Expert parallelism has been introduced as a strategy to distribute the computational workload of sparsely-gated mixture-of-experts (MoE) models across multiple computing devices, facilitating the execution of these increasingly large-scale models. However, the All-to-All communication intrinsic to expert parallelism constitutes a significant overhead, diminishing the MoE models' efficiency. Current optimization approaches offer some relief, yet they are constrained by the sequential interdependence of communication and computation operations. To address this limitation, we present a novel shortcut-connected MoE architecture with overlapping parallel strategy, designated as ScMoE, which effectively decouples communication from its conventional sequence, allowing for a substantial overlap of 70% to 100% with computation. When compared with the prevalent top-2 MoE architecture, ScMoE demonstrates training speed improvements of 30% and 11%, and inference improvements of 40% and 15%, in our PCIe and NVLink hardware environments, respectively, where communication constitutes 60% and 15% of the total MoE time consumption. On the other hand, extensive experiments and theoretical analyses indicate that ScMoE not only achieves comparable but in some instances surpasses the model quality of existing approaches in vision and language tasks.

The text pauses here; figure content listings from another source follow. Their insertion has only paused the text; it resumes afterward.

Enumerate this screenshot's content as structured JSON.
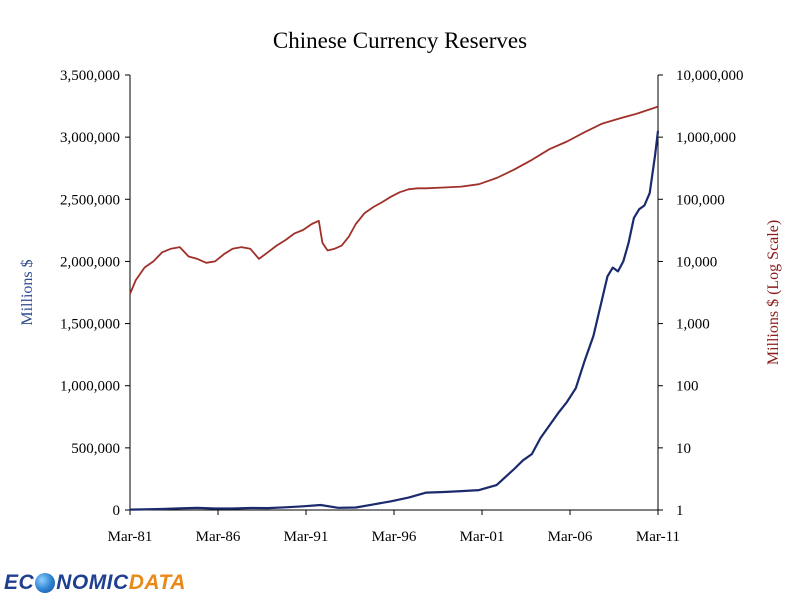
{
  "chart_data": {
    "type": "line",
    "title": "Chinese Currency Reserves",
    "xlabel": "",
    "ylabel_left": "Millions $",
    "ylabel_right": "Millions $ (Log Scale)",
    "x_ticks": [
      "Mar-81",
      "Mar-86",
      "Mar-91",
      "Mar-96",
      "Mar-01",
      "Mar-06",
      "Mar-11"
    ],
    "x_range": [
      1981.17,
      2011.17
    ],
    "y_left_ticks": [
      "0",
      "500,000",
      "1,000,000",
      "1,500,000",
      "2,000,000",
      "2,500,000",
      "3,000,000",
      "3,500,000"
    ],
    "y_left_range": [
      0,
      3500000
    ],
    "y_right_ticks": [
      "1",
      "10",
      "100",
      "1,000",
      "10,000",
      "100,000",
      "1,000,000",
      "10,000,000"
    ],
    "y_right_range": [
      1,
      10000000
    ],
    "y_right_scale": "log",
    "grid": false,
    "legend": "none",
    "series": [
      {
        "axis": "left",
        "color": "#1a2a6c",
        "x": [
          1981.17,
          1982.0,
          1983.0,
          1984.0,
          1985.0,
          1986.0,
          1987.0,
          1988.0,
          1989.0,
          1990.0,
          1991.0,
          1992.0,
          1993.0,
          1994.0,
          1995.0,
          1996.0,
          1997.0,
          1998.0,
          1999.0,
          2000.0,
          2001.0,
          2002.0,
          2003.0,
          2003.5,
          2004.0,
          2004.5,
          2005.0,
          2005.5,
          2006.0,
          2006.5,
          2007.0,
          2007.5,
          2008.0,
          2008.3,
          2008.6,
          2008.9,
          2009.2,
          2009.5,
          2009.8,
          2010.1,
          2010.4,
          2010.7,
          2011.0,
          2011.17
        ],
        "y": [
          3000,
          5000,
          8000,
          14000,
          17000,
          12000,
          12000,
          16000,
          15000,
          22000,
          30000,
          40000,
          18000,
          20000,
          45000,
          70000,
          100000,
          140000,
          145000,
          152000,
          160000,
          200000,
          330000,
          400000,
          450000,
          580000,
          680000,
          780000,
          870000,
          980000,
          1200000,
          1400000,
          1700000,
          1880000,
          1950000,
          1920000,
          2000000,
          2150000,
          2350000,
          2420000,
          2450000,
          2550000,
          2850000,
          3050000
        ]
      },
      {
        "axis": "right",
        "color": "#a0302a",
        "x": [
          1981.17,
          1981.5,
          1982.0,
          1982.5,
          1983.0,
          1983.5,
          1984.0,
          1984.5,
          1985.0,
          1985.5,
          1986.0,
          1986.5,
          1987.0,
          1987.5,
          1988.0,
          1988.5,
          1989.0,
          1989.5,
          1990.0,
          1990.5,
          1991.0,
          1991.5,
          1991.9,
          1992.1,
          1992.4,
          1992.8,
          1993.2,
          1993.6,
          1994.0,
          1994.5,
          1995.0,
          1995.5,
          1996.0,
          1996.5,
          1997.0,
          1997.5,
          1998.0,
          1999.0,
          2000.0,
          2001.0,
          2002.0,
          2003.0,
          2004.0,
          2005.0,
          2006.0,
          2007.0,
          2008.0,
          2009.0,
          2010.0,
          2011.17
        ],
        "y": [
          3000,
          5000,
          8000,
          10000,
          14000,
          16000,
          17000,
          12000,
          11000,
          9500,
          10000,
          13000,
          16000,
          17000,
          16000,
          11000,
          14000,
          18000,
          22000,
          28000,
          32000,
          40000,
          45000,
          20000,
          15000,
          16000,
          18000,
          25000,
          40000,
          60000,
          75000,
          90000,
          110000,
          130000,
          145000,
          150000,
          150000,
          155000,
          160000,
          175000,
          220000,
          300000,
          430000,
          640000,
          850000,
          1200000,
          1650000,
          2000000,
          2400000,
          3100000
        ]
      }
    ]
  },
  "logo": {
    "part1": "EC",
    "part2": "NOMIC",
    "part3": "DATA"
  }
}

翻译：专家并行已被引入作为一种策略，用于将稀疏门控混合专家（MoE）模型的计算负载分布到多个计算设备上，从而促进这些日益大规模模型的执行。然而，专家并行固有的全到全通信造成了显著开销，降低了MoE模型的效率。当前优化方法提供了一定的缓解，但受限于通信和计算操作的顺序相互依赖。为解决这一局限，我们提出了一种新的具有重叠并行策略的捷径连接MoE架构，命名为ScMoE。该架构有效将通信从其常规序列中解耦，使通信与计算实现70%至100%的大幅重叠。与普遍使用的Top-2 MoE架构相比，在通信分别占MoE总时间消耗60%和15%的PCIe和NVLink硬件环境中，ScMoE的训练速度分别提升了30%和11%，推理速度分别提升了40%和15%。另一方面，大量实验和理论分析表明，在视觉和语言任务中，ScMoE不仅达到可比甚至在某些情况下超越了现有方法的模型质量。